Поэтому наше предприятие разделило в конце концов судьбу других компаний-экспортеров. Ноша дорогого евро оказалась для нас всех просто непосильной. А на фоне правового беспредела предпринимательство становилось и вовсе бессмысленным.
Дистрибьюторы компании в разных странах уже к 2006 году работали практически без прибыли, а некоторые даже теряли деньги. Выручку-то они собирали в долларах или валютах, ориентированных на доллар, а с нами рассчитывались в евро. Наша продукция, таким образом, обходилась им все дороже и дороже, пожирая и резервы, и планируемую прибыль.
Мы во Франции стремились изо всех сил, с одной стороны, снизить себестоимость, а с другой — поднять цены в долларах на рынках сбыта для конечных потребителей. Но не успевали — евро дорожал слишком быстро. К тому же во Франции наша деловая и личная жизнь превратилась в сущий ад. Суды, нервотрепка, дискриминация и издевательства администрации…
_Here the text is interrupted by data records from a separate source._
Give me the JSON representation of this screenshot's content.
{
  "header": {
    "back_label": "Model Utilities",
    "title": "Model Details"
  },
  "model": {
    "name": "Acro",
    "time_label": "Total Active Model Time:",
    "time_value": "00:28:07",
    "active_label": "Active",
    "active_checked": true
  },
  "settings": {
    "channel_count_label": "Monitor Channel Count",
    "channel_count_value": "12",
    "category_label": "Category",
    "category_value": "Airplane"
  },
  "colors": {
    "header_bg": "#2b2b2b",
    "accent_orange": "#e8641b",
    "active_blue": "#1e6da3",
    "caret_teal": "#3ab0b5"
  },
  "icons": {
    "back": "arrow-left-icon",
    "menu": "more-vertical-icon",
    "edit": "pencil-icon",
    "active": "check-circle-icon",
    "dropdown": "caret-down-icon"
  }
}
На фабрике по-прежнему постоянной чередой шли всевозможные проверки: налоговые, административные, медицинские, «социальные». В бухгалтерии все время сопели какие-то чужие дядьки-проверяющие, а в лаборатории торчали тетки из государственного комитета пресечения мошенничества, старающиеся обнаружить недолив и недовес. Но наше оборудование позволяло отследить дозировку гораздо точнее, чем это получалось у теток, к тому же мы всегда наполняли упаковку с гаком. То есть с запасом. Нам проще подарить лишнее покупателю, чем краснеть за недовес.